Published in final edited form as: Immunity. 2015 Jan 20;42(1):18–27. doi: 10.1016/j.immuni.2015.01.004

Table 1.

Number and frequency of N20NGG, unique N20NGG, N13NGG and unique N12NGG sequence in the mouse genome.

Sequence Number of site Frequency in mouse genome (number of sites/number of nucleotides)
N20NGG 274,072,490 1/10
Unique N20NGG 204,035,213 1/13
Unique N13NGG 11,369,632 1/240
Unique N12NGG 5,274,838 1/517

Mouse genome length is 2,725,765,481 nucleotides.
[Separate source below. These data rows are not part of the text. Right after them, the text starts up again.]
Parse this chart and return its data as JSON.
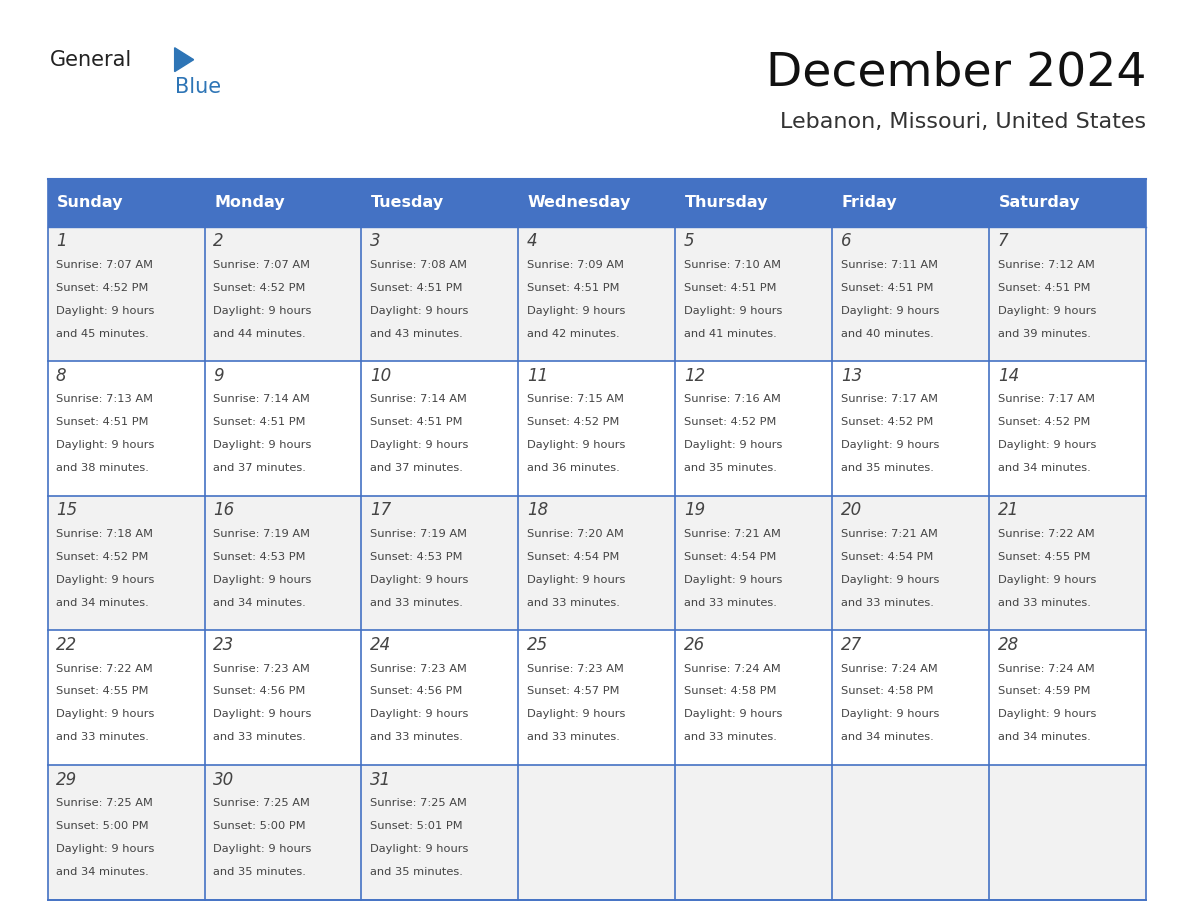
{
  "title": "December 2024",
  "subtitle": "Lebanon, Missouri, United States",
  "header_color": "#4472C4",
  "header_text_color": "#FFFFFF",
  "alt_cell_bg_color": "#F2F2F2",
  "cell_bg_color": "#FFFFFF",
  "border_color": "#4472C4",
  "text_color": "#444444",
  "days_of_week": [
    "Sunday",
    "Monday",
    "Tuesday",
    "Wednesday",
    "Thursday",
    "Friday",
    "Saturday"
  ],
  "calendar_data": [
    [
      {
        "day": 1,
        "sunrise": "7:07 AM",
        "sunset": "4:52 PM",
        "daylight": "9 hours and 45 minutes."
      },
      {
        "day": 2,
        "sunrise": "7:07 AM",
        "sunset": "4:52 PM",
        "daylight": "9 hours and 44 minutes."
      },
      {
        "day": 3,
        "sunrise": "7:08 AM",
        "sunset": "4:51 PM",
        "daylight": "9 hours and 43 minutes."
      },
      {
        "day": 4,
        "sunrise": "7:09 AM",
        "sunset": "4:51 PM",
        "daylight": "9 hours and 42 minutes."
      },
      {
        "day": 5,
        "sunrise": "7:10 AM",
        "sunset": "4:51 PM",
        "daylight": "9 hours and 41 minutes."
      },
      {
        "day": 6,
        "sunrise": "7:11 AM",
        "sunset": "4:51 PM",
        "daylight": "9 hours and 40 minutes."
      },
      {
        "day": 7,
        "sunrise": "7:12 AM",
        "sunset": "4:51 PM",
        "daylight": "9 hours and 39 minutes."
      }
    ],
    [
      {
        "day": 8,
        "sunrise": "7:13 AM",
        "sunset": "4:51 PM",
        "daylight": "9 hours and 38 minutes."
      },
      {
        "day": 9,
        "sunrise": "7:14 AM",
        "sunset": "4:51 PM",
        "daylight": "9 hours and 37 minutes."
      },
      {
        "day": 10,
        "sunrise": "7:14 AM",
        "sunset": "4:51 PM",
        "daylight": "9 hours and 37 minutes."
      },
      {
        "day": 11,
        "sunrise": "7:15 AM",
        "sunset": "4:52 PM",
        "daylight": "9 hours and 36 minutes."
      },
      {
        "day": 12,
        "sunrise": "7:16 AM",
        "sunset": "4:52 PM",
        "daylight": "9 hours and 35 minutes."
      },
      {
        "day": 13,
        "sunrise": "7:17 AM",
        "sunset": "4:52 PM",
        "daylight": "9 hours and 35 minutes."
      },
      {
        "day": 14,
        "sunrise": "7:17 AM",
        "sunset": "4:52 PM",
        "daylight": "9 hours and 34 minutes."
      }
    ],
    [
      {
        "day": 15,
        "sunrise": "7:18 AM",
        "sunset": "4:52 PM",
        "daylight": "9 hours and 34 minutes."
      },
      {
        "day": 16,
        "sunrise": "7:19 AM",
        "sunset": "4:53 PM",
        "daylight": "9 hours and 34 minutes."
      },
      {
        "day": 17,
        "sunrise": "7:19 AM",
        "sunset": "4:53 PM",
        "daylight": "9 hours and 33 minutes."
      },
      {
        "day": 18,
        "sunrise": "7:20 AM",
        "sunset": "4:54 PM",
        "daylight": "9 hours and 33 minutes."
      },
      {
        "day": 19,
        "sunrise": "7:21 AM",
        "sunset": "4:54 PM",
        "daylight": "9 hours and 33 minutes."
      },
      {
        "day": 20,
        "sunrise": "7:21 AM",
        "sunset": "4:54 PM",
        "daylight": "9 hours and 33 minutes."
      },
      {
        "day": 21,
        "sunrise": "7:22 AM",
        "sunset": "4:55 PM",
        "daylight": "9 hours and 33 minutes."
      }
    ],
    [
      {
        "day": 22,
        "sunrise": "7:22 AM",
        "sunset": "4:55 PM",
        "daylight": "9 hours and 33 minutes."
      },
      {
        "day": 23,
        "sunrise": "7:23 AM",
        "sunset": "4:56 PM",
        "daylight": "9 hours and 33 minutes."
      },
      {
        "day": 24,
        "sunrise": "7:23 AM",
        "sunset": "4:56 PM",
        "daylight": "9 hours and 33 minutes."
      },
      {
        "day": 25,
        "sunrise": "7:23 AM",
        "sunset": "4:57 PM",
        "daylight": "9 hours and 33 minutes."
      },
      {
        "day": 26,
        "sunrise": "7:24 AM",
        "sunset": "4:58 PM",
        "daylight": "9 hours and 33 minutes."
      },
      {
        "day": 27,
        "sunrise": "7:24 AM",
        "sunset": "4:58 PM",
        "daylight": "9 hours and 34 minutes."
      },
      {
        "day": 28,
        "sunrise": "7:24 AM",
        "sunset": "4:59 PM",
        "daylight": "9 hours and 34 minutes."
      }
    ],
    [
      {
        "day": 29,
        "sunrise": "7:25 AM",
        "sunset": "5:00 PM",
        "daylight": "9 hours and 34 minutes."
      },
      {
        "day": 30,
        "sunrise": "7:25 AM",
        "sunset": "5:00 PM",
        "daylight": "9 hours and 35 minutes."
      },
      {
        "day": 31,
        "sunrise": "7:25 AM",
        "sunset": "5:01 PM",
        "daylight": "9 hours and 35 minutes."
      },
      null,
      null,
      null,
      null
    ]
  ]
}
This table was generated by downloading the mouse genome (mm9, NCBI Build 37) in FASTA format (chromFa.tar.gz) from http://hgdownload.soe.ucsc.edu/goldenPath/mm9/bigZips/. All possible 20-mers followed by a PAM sequence (NGG) were extracted with the fuzznuc tool from the EMBOSS Suite (Rice et al., 2000). A Python script was used to convert the fuzznuc outputs to BED files as well as extracting all 20-, 13- or 12-mers to separate files, with one site per line. A pipeline of the UNIX command “sort” and “uniq” was used to return unique lines.